Opinión
Contra la neutralidad estética: Hammershøi y el repliegue burgués
La obra de Vilhelm Hammershøi se nos ofrece como una promesa de calma. Habitaciones vacías, paredes grises, una mujer de espaldas, una puerta entreabierta que no conduce a nada. En tiempos de saturación visual, de ruido permanente, de catástrofe convertida en scroll, estos cuadros parecen ofrecer algo valioso: descanso, pero esa calma no es neutra. Y hoy, más que nunca, conviene preguntarse a quién sirve ese silencio. La exposición de Hammershøi en el Museo Thyssen-Bornemisza insiste en una lectura habitual: la del pintor del recogimiento, de la introspección, de la belleza austera. Una belleza sin relato, sin conflicto, sin historia. Justamente ahí —en esa supuesta pureza— está el problema, porque Hammershøi no pinta el vacío: pinta un mundo del que el conflicto ha sido expulsado.
A finales del siglo XIX y comienzos del XX, mientras Europa se industrializa, se agudizan las desigualdades sociales y se consolida el proyecto imperial, Hammershøi decide mirar hacia dentro. Literalmente. Ninguna fábrica, ninguna calle, ningún cuerpo colectivo entra en sus cuadros. Solo habitaciones ordenadas, silenciosas, cerradas sobre sí mismas. No es una evasión ingenua. Es una forma de naturalizar el repliegue. El interior burgués aparece como espacio autosuficiente, como si el mundo pudiera quedar fuera sin consecuencias. Hoy, cuando el hogar vuelve a presentarse como solución —al malestar, al miedo, a la precariedad— esos interiores adquieren una resonancia inquietante. La casa como refugio, sí, pero también como dispositivo de despolitización. La pregunta no es qué falta en esos cuadros, sino qué ha sido deliberadamente excluido.

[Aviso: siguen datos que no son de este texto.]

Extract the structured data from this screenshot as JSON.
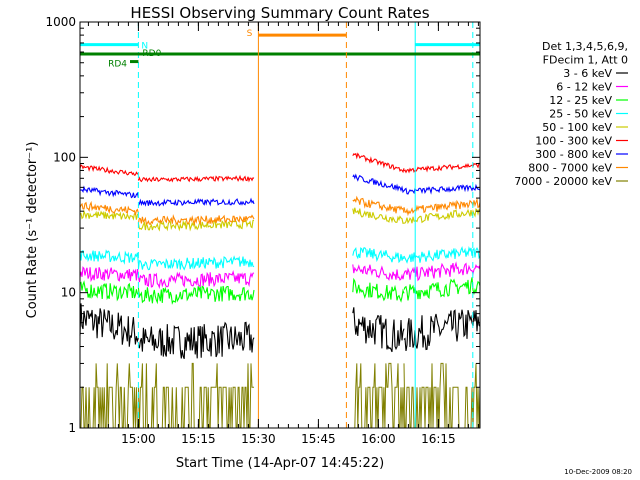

En muchas de sus pinturas aparece una figura de mujer, casi siempre de espaldas. No mira al espectador. No actúa. No habla. Su función parece ser la de garantizar la quietud del espacio. No es protagonista ni sujeto: es soporte. Leídas desde hoy, esas figuras condensan una violencia sutil. No la violencia explícita del daño, sino la de la asignación de un lugar: el de quien cuida, ordena, calla. El de quien mantiene la armonía doméstica mientras todo lo demás queda fuera de plano. No hace falta subrayar la lectura feminista: el silencio tiene género, y el arte también participa de su reparto.
Toda estética se define también por aquello que decide no mostrar. En ese sentido, Hammershøi es profundamente contemporáneo
Toda estética se define también por aquello que decide no mostrar. En ese sentido, Hammershøi es profundamente contemporáneo. Su obra dialoga incómodamente con un presente en el que asistimos a guerras retransmitidas en directo, genocidios negados por las instituciones culturales, crisis ecológicas convertidas en paisaje de fondo. Frente a ese contexto, la pregunta no es si Hammershøi “habla” del mundo, sino qué nos enseña su negativa a hacerlo. ¿Qué sensibilidad se nos propone cuando la violencia se vuelve insoportable? ¿La retirada? ¿La contención? ¿El silencio como valor estético?
El problema no es el pintor. El problema es qué hacemos hoy con ese legado.
El relato institucional que acompaña la exposición insiste en la experiencia individual, casi terapéutica, del espectador. Contemplación, pausa, intimidad. Creo que esa propuesta encaja demasiado bien con una época que ha hecho del aislamiento una norma y de la cultura un calmante. El museo, en este contexto, no aparece como espacio de fricción, sino como cámara de neutralización. La obra de Hammershøi es presentada sin conflicto, sin contexto, sin preguntas incómodas. Convertida en refugio estético para una Europa que prefiere cerrar puertas antes que mirar de frente su propia violencia. No se trata de pedirle a Hammershøi lo que no quiso pintar, se trata de no convertir su silencio en una virtud universal.
Leída desde el presente, la obra de Hammershøi no ofrece consuelo. Ofrece una advertencia, porque cuando el arte insiste en cerrar puertas, no siempre está protegiendo algo frágil
Tal vez la clave esté ahí. Hammershøi no pinta el silencio como carencia, sino como posibilidad. La posibilidad de no mirar, de no escuchar, de no implicarse. Ese privilegio —el de poder permitirse el silencio— sigue siendo hoy profundamente desigual. Mientras unos cuerpos no pueden dejar de estar expuestos, otros encuentran en el repliegue una forma de elegancia. Mientras unos gritan para sobrevivir, otros celebran la calma como si fuera un valor en sí mismo. Leída desde el presente, la obra de Hammershøi no ofrece consuelo. Ofrece una advertencia, porque cuando el arte insiste en cerrar puertas, no siempre está protegiendo algo frágil. A veces, simplemente, está ayudando a no ver.